They won't survive without the bird songs
In 1980 the Danish Fluxus artist and composer Henning Christiansen staged a ten day action titled Die grosse grüne Zelt-Symphonie (mit Vögeln), outside the Düsseldorf opera house with a group of young artists and activists, including Joseph Beuys and Johannes Stüttgen, as a ‘kind of propaganda’ for the early Green Party, of which Beuys was co-founder. This happening was one of several collaborations between Beuys and Christiansen that engaged the concept of Social Sculpture – performances and gestures that embody an understanding of art's potential to both shape society and the environment. For ten days they lived together in a tent, holding conversations, making performances and cohabitating in close proximity. Simultaneously, Christiansen blasted continuous music, field recordings and sounds out into the public space. When describing this he said: “underneath it all was a recording of bird song… The people in the tent would not have survived if it weren't for the bird song.”

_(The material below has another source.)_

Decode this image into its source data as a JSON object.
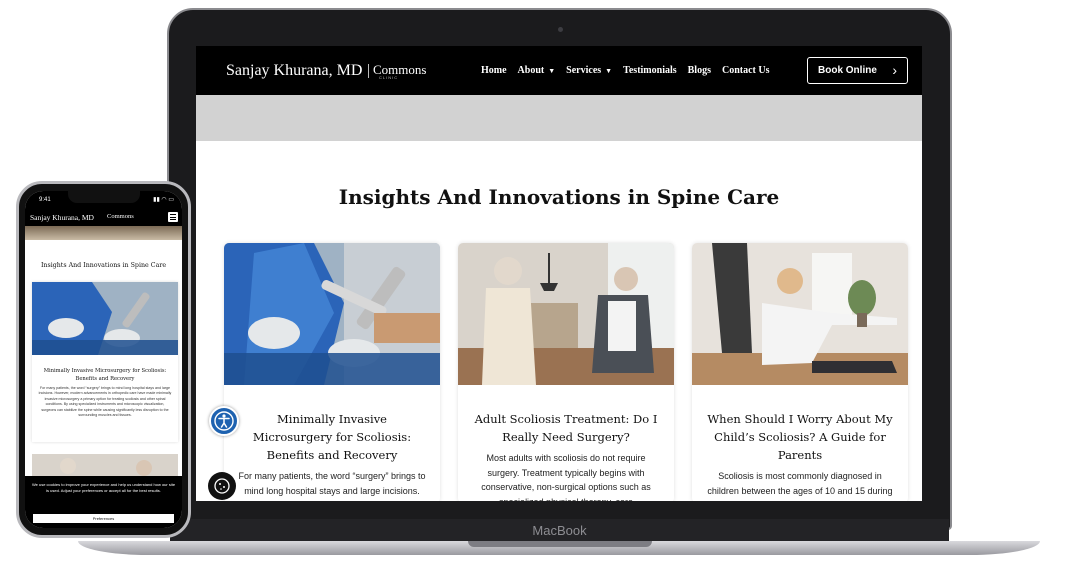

THEY WON’T SURVIVE WITHOUT THE BIRD SONGS brings together historical works from Ursula Reuter Christiansen and Henning Christiansen for their Los Angeles debut, investigating two disparate practices that grew and developed alongside one another. While Reuter Christiansen’s paintings and films draw from archaic symbolism and myth, Christiansen played with a tension between structure and chaos in kinship with the international Fluxus movement of which he was part. Still, they made several profound collaborations and came together through a mutual ongoing investigation of ‘nature’. A selection of paintings, scores, sound installations and sculptures, as well as Reuter Christiansen’s seminal psychedelic feminist film Den Røde Skov (1986) will be on view, working as an introduction to the prolific, life-long practices of these two artists.